Barisan mantan ikut menyelinap bersama tangga nada kehidupan. Berjuta-juta warna pelangi ikut meramaikan kenangan manis itu
Di kala mentari kembali membuka mata, kita terperanjak menuju kamar mandi untuk sekadar melepaskan beban yang ada di dalam diri kita alis buang hajat.
Hiks, lebay! Candamu ngak lucu. Kamu berceloteh dengan seseorang yang tak dikenal. Sejak kamu berkenalan dengannya, perhatianmu mulai berkurang kepada diriku.
Cemburu. Itulah kata sifat yang ikut memenjarakan moodku. Kamu tersenyum. Hatiku makin tersiksa. Nona, apa kamu tahu tentang perasaan ini?
Saya bertanya, lalu saya menjawab sendiri pertanyaanku. Gila! Ya, saya sudah gila, nona. Gegara setiap tikungan diselipin dengan kenangan.
Daun-daun ikut menyapa diriku yang masih lunglai di bawah pohon kerinduan. Saya terkesima akan keindahan semesta. Rasa penasaran pun mulai berlarian melintasi padang sabana di tanah Timor manise.
Wangi-wangian kayu  Cendana sesekali memberikan aroma yang menciderai batang hidungku. Nona Timor, bolehkah saya bertanya? Tentu saja boleh. Jawabmu  bernada kurang tulus. Saya pun membungkus rasa penasaranku di dalam kantong celanaku.
Ah, yang benar saja, kaka nyong? Ketika kamu respek dengan diriku, rasanya pegunungan dan sungai ikut menari bersama diriku.
Perpaduan alam pegunungan, sungai, padang sabana, hamparan laut biru yang membentang bermil-mil jauhnya dari depan rumahku, turut memberikan kepuasan batin.
Nona Timor, tolong potret diriku. Pintaku. Mama ee, sa baru rasa senang, ko pu paitua datang bikin darah naik sa (Logat Timor yang berrati saya baru merasakan kesenangan, tiba-tiba pacar kamu datang ikut menaikan tensi darahku).
Saya kembali memincingkan pandangan mataku menuju deretan pegunungan yang berhiaskan pesona alam tiada taranya negeri Timor.

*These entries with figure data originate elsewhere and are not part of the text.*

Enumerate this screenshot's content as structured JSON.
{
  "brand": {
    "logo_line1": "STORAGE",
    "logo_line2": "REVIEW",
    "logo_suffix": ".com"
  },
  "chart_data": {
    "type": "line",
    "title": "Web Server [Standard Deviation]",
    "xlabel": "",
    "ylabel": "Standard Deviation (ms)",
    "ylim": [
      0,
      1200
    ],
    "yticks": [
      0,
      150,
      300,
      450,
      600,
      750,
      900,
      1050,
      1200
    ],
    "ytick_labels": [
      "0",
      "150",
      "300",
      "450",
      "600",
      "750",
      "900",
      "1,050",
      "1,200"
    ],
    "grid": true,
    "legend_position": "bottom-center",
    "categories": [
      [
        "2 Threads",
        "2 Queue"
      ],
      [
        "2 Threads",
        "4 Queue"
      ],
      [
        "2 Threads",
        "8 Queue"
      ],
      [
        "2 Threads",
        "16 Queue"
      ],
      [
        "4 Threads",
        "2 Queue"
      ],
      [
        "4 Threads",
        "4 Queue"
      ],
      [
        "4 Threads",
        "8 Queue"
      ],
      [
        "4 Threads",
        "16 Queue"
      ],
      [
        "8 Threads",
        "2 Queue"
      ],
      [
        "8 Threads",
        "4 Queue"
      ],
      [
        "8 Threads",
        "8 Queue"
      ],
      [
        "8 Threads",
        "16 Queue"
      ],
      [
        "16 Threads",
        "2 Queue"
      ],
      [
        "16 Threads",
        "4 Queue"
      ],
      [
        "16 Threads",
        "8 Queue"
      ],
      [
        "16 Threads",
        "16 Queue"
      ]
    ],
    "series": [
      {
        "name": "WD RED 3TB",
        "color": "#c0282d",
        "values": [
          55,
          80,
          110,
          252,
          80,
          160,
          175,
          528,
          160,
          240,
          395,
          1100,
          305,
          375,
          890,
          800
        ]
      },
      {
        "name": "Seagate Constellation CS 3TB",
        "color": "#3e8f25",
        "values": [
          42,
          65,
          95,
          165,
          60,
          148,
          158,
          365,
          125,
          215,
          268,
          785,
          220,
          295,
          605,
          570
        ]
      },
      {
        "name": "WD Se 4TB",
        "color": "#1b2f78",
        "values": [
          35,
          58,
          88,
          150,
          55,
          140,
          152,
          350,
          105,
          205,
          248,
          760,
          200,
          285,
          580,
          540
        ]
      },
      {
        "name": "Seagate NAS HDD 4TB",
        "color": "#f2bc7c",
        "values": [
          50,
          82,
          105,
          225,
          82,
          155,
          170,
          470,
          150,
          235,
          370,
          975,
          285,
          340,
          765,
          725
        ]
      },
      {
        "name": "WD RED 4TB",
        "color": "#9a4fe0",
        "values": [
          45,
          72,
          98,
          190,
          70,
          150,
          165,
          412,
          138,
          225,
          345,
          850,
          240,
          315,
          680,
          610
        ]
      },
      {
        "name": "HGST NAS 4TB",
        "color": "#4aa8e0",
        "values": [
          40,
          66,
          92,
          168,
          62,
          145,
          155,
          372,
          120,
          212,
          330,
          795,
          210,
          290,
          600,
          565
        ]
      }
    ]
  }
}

Alih-alih melupakan kekecewaan yang telah kau tusuk dalam kalbuku.
Sepanjang garis pantai pasir putih, ada batu karang yang menjulang tinggi rumahku. Saya ingin bercerita di tepian pantai itu bersama batu karang. Namun, lirikan matamu tak pernah lepas dari diriku. Seolah-olah ada yang aneh dengan diriku, nona.
Nona, saya bukan mati rasa. Hanya saja, masih ada ruang tersisa untuk melihatmu tersenyum. Melihatmu tersenyum saja, saya sudah merasa tenang dan bahagia. Walau pancaran mataku tak bisa membohongan pantai pasir putih depan rumahku.

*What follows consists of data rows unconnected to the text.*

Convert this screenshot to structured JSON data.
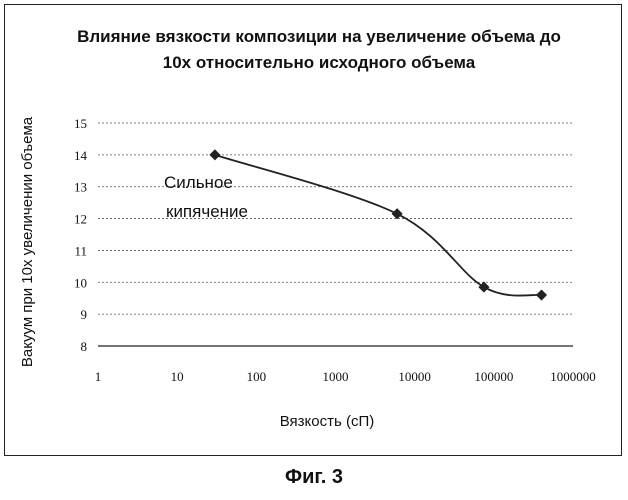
{
  "chart_data": {
    "type": "line",
    "title_lines": [
      "Влияние вязкости композиции на увеличение объема до",
      "10х относительно исходного объема"
    ],
    "xlabel": "Вязкость (сП)",
    "ylabel": "Вакуум при 10х увеличении объема",
    "x_scale": "log",
    "xlim": [
      1,
      1000000
    ],
    "ylim": [
      8,
      15
    ],
    "x_ticks": [
      "1",
      "10",
      "100",
      "1000",
      "10000",
      "100000",
      "1000000"
    ],
    "y_ticks": [
      "8",
      "9",
      "10",
      "11",
      "12",
      "13",
      "14",
      "15"
    ],
    "grid": "horizontal-dashed",
    "legend": "none",
    "series": [
      {
        "color": "#222222",
        "marker": "diamond",
        "smooth": true,
        "points": [
          {
            "x": 30,
            "y": 14.0
          },
          {
            "x": 6000,
            "y": 12.15
          },
          {
            "x": 75000,
            "y": 9.85
          },
          {
            "x": 400000,
            "y": 9.6
          }
        ]
      }
    ],
    "annotation_lines": [
      "Сильное",
      "кипячение"
    ]
  },
  "caption": "Фиг. 3"
}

Mengingatmu adalah derita terdahsyat dalam diriku. Bagaimanapun juga, kamu pernah berakrobat di salah satu sudut hatiku.
Mungkin kamu masih ingat waktu kita berlarian sepanjang hari di pantai Wini? Jika kamu masih ingat, izinkan saya untuk memotretnya. Ah, rasanya pedal pikiranku tak bisa dipaksa lagi. Mengingat ada waktu yang selalu membatasi gerak pikiran ini. Untuk itu, tiada yang spesial di hari ulangtahunmu, selain lantunan doa yang selalu mengiringi kepergianmu di alam baka.
Jika esok dan lusa kamu menyempatkan diri untuk mendengar lagu ciptakanku sendiri, jangan tangisi aku. Lagu "Nona Semua Tinggal Kenangan." Itulah judul lagu yang sementara diriku garap sebagai representasi/perwakilan dari rasa rinduku kepadamu yang kini terlelap di alam baka.